Claude Poissant
Directeur artistique

Crédit: Jean-François Brière

C’est le 100e Cahier. Ni insistance ni nostalgie, ce nombre est le simple écho du dynamisme et de l’utilité de ces compléments littéraires aux oeuvres qu’on y joue. Les Cahiers, depuis trois ans numériques, en invitant depuis tout ce temps des auteurs à s’interroger sur les spectacles présentés sur nos scènes, sont en quelque sorte la fierté et le paradigme du Théâtre Denise-Pelletier.

Pour ce numéro anniversaire, Stéphanie Cardi propose les plumes et claviers de dramaturges, romanciers, poètes, historiens, sociologues et comédiens qui, avec quelques consignes à l’esprit, se dédient aux spectacles qui feront et font déjà l’hiver et le printemps 2018 du TDP.

Manon Dumais retrace un peu de l’ère victorienne d’Emily Brontë dont s’est inspirée Fanny Britt pour créer ce Hurlevents aux amours orageux, Britt nous partage une journée de sa vie et crée un pont entre deux époques, alors qu’Amélie Dallaire évoque l’amour au temps du numérique et que les comédiens de la pièce se penchent sur leur sens de l’éthique.

Du côté Shakespeare, outre l’Abécédaire exhaustif de Guy Beausoleil, Frédéric Bélanger et Steve Gagnon s’emballent pour leur Songe d’une nuit d’été, Bernard Lavoie nous en explique la désinvolture, Dany Boudreault entraîne le personnage de Puck sur le Mont-Royal et Michel Coulombe revisite l’âge d’or d’Hollywood.

Les spectacles de la Salle Fred-Barry et la reprise de L’orangeraie ne sont pas en reste : Sara Fauteux, Marianne Dansereau, Konwatsitsa:wi Meloche, Monique Gosselin, Guillaume Lambert, Jon Lachlan Stewart, Jacques Newashish et Soleil Launière, entre autres, nous rapprochent des oeuvres en nous racontant des histoires de pensionnats, en observant nos deux solitudes, en laissant la fiction ébranler la télé-réalité et en ouvrant la route au Scriptarium, la nouvelle aventure du Théâtre Le Clou.

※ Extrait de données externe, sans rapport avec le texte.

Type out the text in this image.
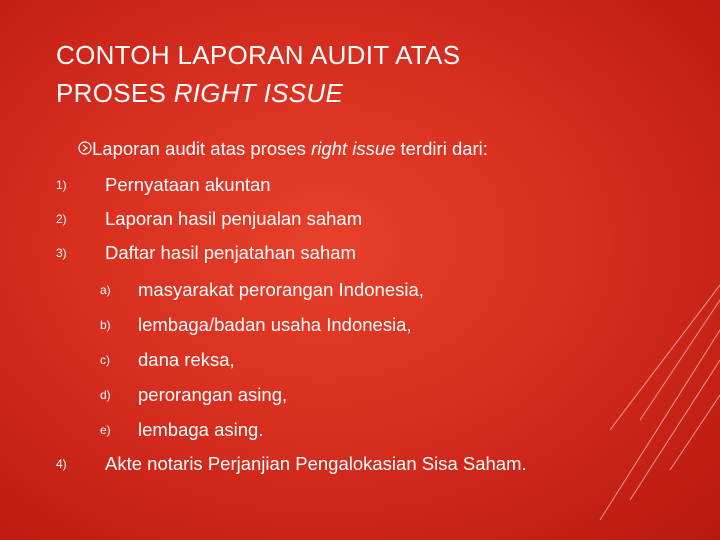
CONTOH LAPORAN AUDIT ATAS
PROSES RIGHT ISSUE
Laporan audit atas proses right issue terdiri dari:
1) Pernyataan akuntan
2) Laporan hasil penjualan saham
3) Daftar hasil penjatahan saham
a) masyarakat perorangan Indonesia,
b) lembaga/badan usaha Indonesia,
c) dana reksa,
d) perorangan asing,
e) lembaga asing.
4) Akte notaris Perjanjian Pengalokasian Sisa Saham.
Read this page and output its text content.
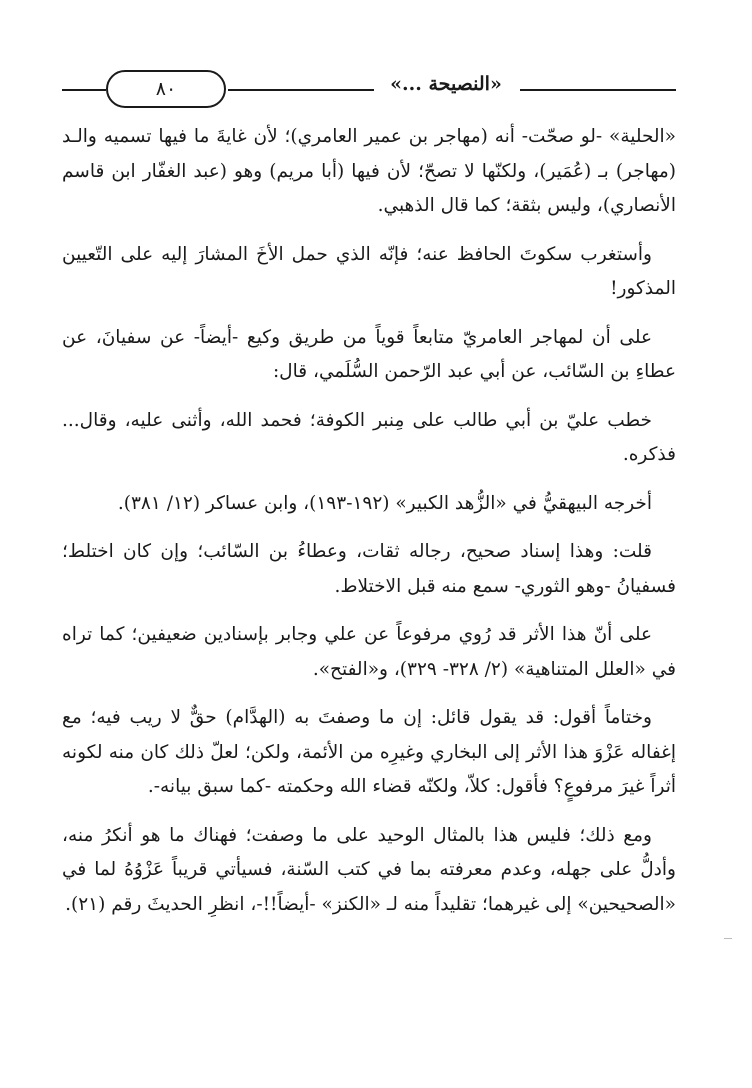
«النصيحة ...»
٨٠

«الحلية» -لو صحّت- أنه (مهاجر بن عمير العامري)؛ لأن غايةَ ما فيها تسميه والـد (مهاجر) بـ (عُمَير)، ولكنّها لا تصحّ؛ لأن فيها (أبا مريم) وهو (عبد الغفّار ابن قاسم الأنصاري)، وليس بثقة؛ كما قال الذهبي.

وأستغرب سكوتَ الحافظ عنه؛ فإنّه الذي حمل الأخَ المشارَ إليه على التّعيين المذكور!

على أن لمهاجر العامريّ متابعاً قوياً من طريق وكيع -أيضاً- عن سفيانَ، عن عطاءِ بن السّائب، عن أبي عبد الرّحمن السُّلَمي، قال:

خطب عليّ بن أبي طالب على مِنبر الكوفة؛ فحمد الله، وأثنى عليه، وقال... فذكره.

أخرجه البيهقيُّ في «الزُّهد الكبير» (١٩٢-١٩٣)، وابن عساكر (١٢/ ٣٨١).

قلت: وهذا إسناد صحيح، رجاله ثقات، وعطاءُ بن السّائب؛ وإن كان اختلط؛ فسفيانُ -وهو الثوري- سمع منه قبل الاختلاط.

على أنّ هذا الأثر قد رُوي مرفوعاً عن علي وجابر بإسنادين ضعيفين؛ كما تراه في «العلل المتناهية» (٢/ ٣٢٨- ٣٢٩)، و«الفتح».

وختاماً أقول: قد يقول قائل: إن ما وصفتَ به (الهدَّام) حقٌّ لا ريب فيه؛ مع إغفاله عَزْوَ هذا الأثر إلى البخاري وغيرِه من الأئمة، ولكن؛ لعلّ ذلك كان منه لكونه أثراً غيرَ مرفوعٍ؟ فأقول: كلاّ، ولكنّه قضاء الله وحكمته -كما سبق بيانه-.

ومع ذلك؛ فليس هذا بالمثال الوحيد على ما وصفت؛ فهناك ما هو أنكرُ منه، وأدلُّ على جهله، وعدم معرفته بما في كتب السّنة، فسيأتي قريباً عَزْوُهُ لما في «الصحيحين» إلى غيرهما؛ تقليداً منه لـ «الكنز» -أيضاً!!-، انظرِ الحديثَ رقم (٢١).
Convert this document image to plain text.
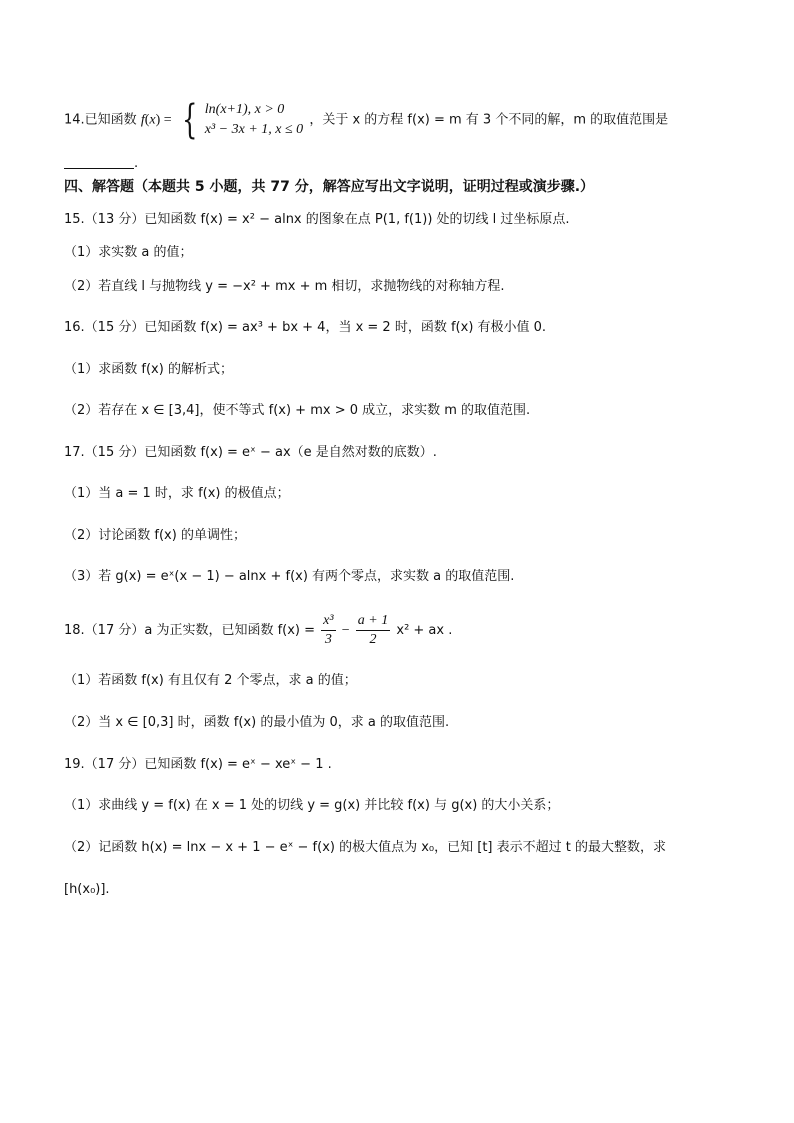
14.已知函数 f(x) = { ln(x+1), x > 0
x³ − 3x + 1, x ≤ 0
，关于 x 的方程 f(x) = m 有 3 个不同的解，m 的取值范围是
.
四、解答题（本题共 5 小题，共 77 分，解答应写出文字说明，证明过程或演步骤.）
15.（13 分）已知函数 f(x) = x² − alnx 的图象在点 P(1, f(1)) 处的切线 l 过坐标原点.
（1）求实数 a 的值；
（2）若直线 l 与抛物线 y = −x² + mx + m 相切，求抛物线的对称轴方程.
16.（15 分）已知函数 f(x) = ax³ + bx + 4，当 x = 2 时，函数 f(x) 有极小值 0.
（1）求函数 f(x) 的解析式；
（2）若存在 x ∈ [3,4]，使不等式 f(x) + mx > 0 成立，求实数 m 的取值范围.
17.（15 分）已知函数 f(x) = eˣ − ax（e 是自然对数的底数）.
（1）当 a = 1 时，求 f(x) 的极值点；
（2）讨论函数 f(x) 的单调性；
（3）若 g(x) = eˣ(x − 1) − alnx + f(x) 有两个零点，求实数 a 的取值范围.
18.（17 分）a 为正实数，已知函数 $f(x) = \frac{\text{x³}}{3} - \frac{a + 1}{2} x^2$ + ax .
（1）若函数 f(x) 有且仅有 2 个零点，求 a 的值；
（2）当 x ∈ [0,3] 时，函数 f(x) 的最小值为 0，求 a 的取值范围.
19.（17 分）已知函数 f(x) = eˣ − xeˣ − 1 .
（1）求曲线 y = f(x) 在 x = 1 处的切线 y = g(x) 并比较 f(x) 与 g(x) 的大小关系；
（2）记函数 h(x) = lnx − x + 1 − eˣ − f(x) 的极大值点为 x₀，已知 [t] 表示不超过 t 的最大整数，求
[h(x₀)].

De plus, Jonathan Harnois, en relisant Minuit de Marie-Hélène Larose-Truchon, se plait à resituer quelques usages langagiers.

Tous ces animateurs de mots et allumeurs de débats sont là pour participer à ce rassemblement des huit prochains spectacles au coeur de cet ancien cinéma Granada devenu, il y a 40 ans cet automne, le Théâtre Denise-Pelletier.

Ce Cahier d’hiver est celui des dérives littéraires, des fictions et des confidences. En émergent, en un seul clic, un peu plus de connaissances qu’on appelle aussi parfois lumière. Une lumière qui, si l’on veut, se partage au moins jusqu’au printemps.